Happy Easter! Now leave me alone.
I don’t do holidays. Thanksgiving, Christmas, and Easter are no longer a part of my life. I haven’t celebrated them since I got control of my eating.
Let’s be honest. Holidays, especially the family centered ones, are about food. You get together with as many of your relatives as you can pack into a home, people cook their most decadent dishes, and then you eat yourselves into oblivion.
First, I don’t eat like that anymore. Ever. I can’t afford to start if I won’t be able to stop. And second, I don’t like my family.
They are good people as individuals (with a few notable exceptions), but as a group, my family’s dynamic is one of passive-aggressiveness, and cruel humor. Yes, they are incredibly funny. But nearly always at someone else’s expense. And as the most sensitive member of the family, I was by far the easiest target. And there are a lot of them. My mother is the second oldest of 11 kids. I have 23 cousins and a brother on that side. To be the girl with a bull’s-eye on her forehead in a room full of 30+ people was a horrible experience. I can remember being reprimanded regularly by my mother for being “too sensitive” when they made me cry. I never learned that lesson though. I’m sensitive. I don’t deal well with people being mean to me. Now I just surround myself with people who are nice to me. People who treat me like they like me. And that’s not my family.

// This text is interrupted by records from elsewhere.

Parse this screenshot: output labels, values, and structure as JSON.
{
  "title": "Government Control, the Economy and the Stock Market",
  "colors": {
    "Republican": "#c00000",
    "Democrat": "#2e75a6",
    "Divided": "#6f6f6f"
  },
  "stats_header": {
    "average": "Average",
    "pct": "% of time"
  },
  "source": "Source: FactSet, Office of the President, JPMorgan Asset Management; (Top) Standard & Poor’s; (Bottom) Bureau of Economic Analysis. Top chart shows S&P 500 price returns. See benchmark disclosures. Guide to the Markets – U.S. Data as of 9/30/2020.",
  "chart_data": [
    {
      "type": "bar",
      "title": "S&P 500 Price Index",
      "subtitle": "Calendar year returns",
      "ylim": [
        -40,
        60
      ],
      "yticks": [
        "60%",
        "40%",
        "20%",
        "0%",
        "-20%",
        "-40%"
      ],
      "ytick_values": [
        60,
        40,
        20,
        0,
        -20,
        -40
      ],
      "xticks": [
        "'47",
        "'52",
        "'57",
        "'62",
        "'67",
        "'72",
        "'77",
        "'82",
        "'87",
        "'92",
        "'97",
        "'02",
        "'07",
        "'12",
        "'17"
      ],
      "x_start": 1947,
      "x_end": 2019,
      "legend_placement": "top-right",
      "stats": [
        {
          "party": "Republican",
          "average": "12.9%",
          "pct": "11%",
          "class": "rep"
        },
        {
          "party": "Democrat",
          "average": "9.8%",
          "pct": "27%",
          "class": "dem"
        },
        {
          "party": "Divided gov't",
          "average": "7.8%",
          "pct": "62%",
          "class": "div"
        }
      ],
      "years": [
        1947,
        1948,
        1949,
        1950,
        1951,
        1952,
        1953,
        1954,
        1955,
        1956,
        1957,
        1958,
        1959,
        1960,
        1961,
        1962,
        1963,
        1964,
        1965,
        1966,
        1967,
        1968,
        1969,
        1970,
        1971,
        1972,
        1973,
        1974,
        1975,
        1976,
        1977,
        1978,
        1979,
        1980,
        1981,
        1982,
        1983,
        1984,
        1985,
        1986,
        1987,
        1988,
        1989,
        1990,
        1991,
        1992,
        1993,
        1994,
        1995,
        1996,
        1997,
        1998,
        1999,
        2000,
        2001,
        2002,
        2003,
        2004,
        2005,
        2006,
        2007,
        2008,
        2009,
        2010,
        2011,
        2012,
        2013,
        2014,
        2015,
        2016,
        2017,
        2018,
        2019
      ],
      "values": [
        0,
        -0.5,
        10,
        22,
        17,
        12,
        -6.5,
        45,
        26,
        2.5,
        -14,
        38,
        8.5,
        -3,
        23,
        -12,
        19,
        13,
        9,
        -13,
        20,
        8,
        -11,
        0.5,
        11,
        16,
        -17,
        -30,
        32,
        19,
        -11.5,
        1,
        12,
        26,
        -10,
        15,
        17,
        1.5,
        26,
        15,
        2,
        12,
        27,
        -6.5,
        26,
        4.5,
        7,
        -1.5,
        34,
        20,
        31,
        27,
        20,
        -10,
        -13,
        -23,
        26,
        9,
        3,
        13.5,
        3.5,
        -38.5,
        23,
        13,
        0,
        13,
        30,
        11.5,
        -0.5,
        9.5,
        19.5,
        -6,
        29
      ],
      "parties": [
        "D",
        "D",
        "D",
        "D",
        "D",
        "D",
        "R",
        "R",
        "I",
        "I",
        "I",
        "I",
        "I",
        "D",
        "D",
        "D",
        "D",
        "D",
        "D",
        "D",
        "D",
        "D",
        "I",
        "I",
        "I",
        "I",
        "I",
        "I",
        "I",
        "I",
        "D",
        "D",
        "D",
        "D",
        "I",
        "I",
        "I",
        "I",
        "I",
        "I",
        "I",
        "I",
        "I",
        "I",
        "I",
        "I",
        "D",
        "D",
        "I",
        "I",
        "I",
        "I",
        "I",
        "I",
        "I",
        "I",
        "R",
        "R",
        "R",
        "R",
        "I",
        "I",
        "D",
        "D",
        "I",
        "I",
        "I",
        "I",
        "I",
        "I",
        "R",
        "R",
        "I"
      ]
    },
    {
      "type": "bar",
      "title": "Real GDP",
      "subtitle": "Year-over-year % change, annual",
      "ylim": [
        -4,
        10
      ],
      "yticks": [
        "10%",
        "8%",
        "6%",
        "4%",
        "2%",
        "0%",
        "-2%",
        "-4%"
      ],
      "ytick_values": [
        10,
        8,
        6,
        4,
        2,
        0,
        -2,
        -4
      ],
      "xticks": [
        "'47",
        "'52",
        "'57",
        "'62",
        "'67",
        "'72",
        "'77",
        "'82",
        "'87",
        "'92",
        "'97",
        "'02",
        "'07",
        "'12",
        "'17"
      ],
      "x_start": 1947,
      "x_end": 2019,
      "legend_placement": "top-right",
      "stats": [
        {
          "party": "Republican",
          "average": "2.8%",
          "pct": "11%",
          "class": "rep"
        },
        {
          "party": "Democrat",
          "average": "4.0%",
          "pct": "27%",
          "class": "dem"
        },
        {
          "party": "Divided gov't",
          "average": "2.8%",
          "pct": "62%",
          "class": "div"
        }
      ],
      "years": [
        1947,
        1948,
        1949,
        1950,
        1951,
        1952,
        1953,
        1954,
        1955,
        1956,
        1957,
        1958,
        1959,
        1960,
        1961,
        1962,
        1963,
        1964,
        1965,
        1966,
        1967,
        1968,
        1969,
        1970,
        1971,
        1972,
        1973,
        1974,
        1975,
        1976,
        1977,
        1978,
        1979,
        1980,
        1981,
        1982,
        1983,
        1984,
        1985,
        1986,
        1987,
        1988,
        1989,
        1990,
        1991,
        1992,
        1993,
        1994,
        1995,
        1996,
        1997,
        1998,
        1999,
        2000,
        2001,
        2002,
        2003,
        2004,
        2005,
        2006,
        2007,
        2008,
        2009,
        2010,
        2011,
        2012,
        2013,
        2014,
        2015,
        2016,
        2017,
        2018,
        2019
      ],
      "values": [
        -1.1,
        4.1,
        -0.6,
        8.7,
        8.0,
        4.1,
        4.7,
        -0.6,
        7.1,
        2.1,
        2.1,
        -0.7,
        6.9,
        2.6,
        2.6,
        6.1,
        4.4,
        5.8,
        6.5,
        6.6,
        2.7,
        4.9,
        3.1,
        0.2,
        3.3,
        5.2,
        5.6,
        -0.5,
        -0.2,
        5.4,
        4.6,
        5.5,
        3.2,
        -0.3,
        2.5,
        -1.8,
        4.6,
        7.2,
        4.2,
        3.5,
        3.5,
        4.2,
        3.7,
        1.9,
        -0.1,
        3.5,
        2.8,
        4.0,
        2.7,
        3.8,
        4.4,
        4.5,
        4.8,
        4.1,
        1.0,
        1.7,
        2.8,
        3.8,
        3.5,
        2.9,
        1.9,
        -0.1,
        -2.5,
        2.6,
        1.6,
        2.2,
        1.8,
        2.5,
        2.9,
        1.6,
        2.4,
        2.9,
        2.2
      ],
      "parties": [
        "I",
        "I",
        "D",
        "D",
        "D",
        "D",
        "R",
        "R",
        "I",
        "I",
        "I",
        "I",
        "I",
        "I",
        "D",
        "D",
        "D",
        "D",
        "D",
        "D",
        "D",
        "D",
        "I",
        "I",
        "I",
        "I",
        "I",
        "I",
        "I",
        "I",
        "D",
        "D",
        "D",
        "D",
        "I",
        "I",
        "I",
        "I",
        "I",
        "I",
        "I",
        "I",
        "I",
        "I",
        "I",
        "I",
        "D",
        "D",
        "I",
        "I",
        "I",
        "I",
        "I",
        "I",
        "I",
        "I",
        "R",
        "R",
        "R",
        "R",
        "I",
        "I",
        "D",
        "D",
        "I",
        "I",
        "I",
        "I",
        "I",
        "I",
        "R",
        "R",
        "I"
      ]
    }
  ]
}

The other thing is that I ate over feelings. Especially the kind of shame and humiliation that my family specializes in. And I come from a family of eaters. So any holiday will always have a ready supply of exactly the foods that can make me numb. And Aunt So-and-so saying something nasty about the way I look, or Uncle Whoever making an obnoxious remark about something stupid I did 15 years ago, is the kind of thing that makes me want to be numb. I can already hear the fat girl inside me: Oh, don’t mind them, Kate. Look! There are chocolate bunnies!
I’m strong. I’m committed to having my food under control. I’ve done it every day for over six years. But I have absolutely no desire to test that commitment by being surrounded by both sugar, and people who make me want to eat it. And for Easter? Well, that doesn’t seem like a particularly good reason to me. I don’t practice any religion anymore anyway.
And I don’t want to go to anybody else’s family either. Not to avoid being alone. Just because it’s a holiday. I don’t want to have to explain what I do with food. I don’t want to have to tell your grandmother why I can’t have any of her special cookies. No, not even just one. Not just a taste. I don’t want to be the ill-mannered guest, whom your family was kind enough to invite because she didn’t have anywhere else to go. I do have someplace to go. I just don’t want to go there. I don’t do holidays. And I don’t mind at all.
Maybe if I have a family of my own someday, I will want to celebrate holidays again. Not with the gluttonous eating, of course. But with traditions and gatherings. I can imagine that Christmas or Easter might look different to me if I were looking at it through the lens of a family I made myself, rather than the one I was born into. But in the meantime, I will happily celebrate the holidays by spending time with the person whose company I enjoy the most. Me.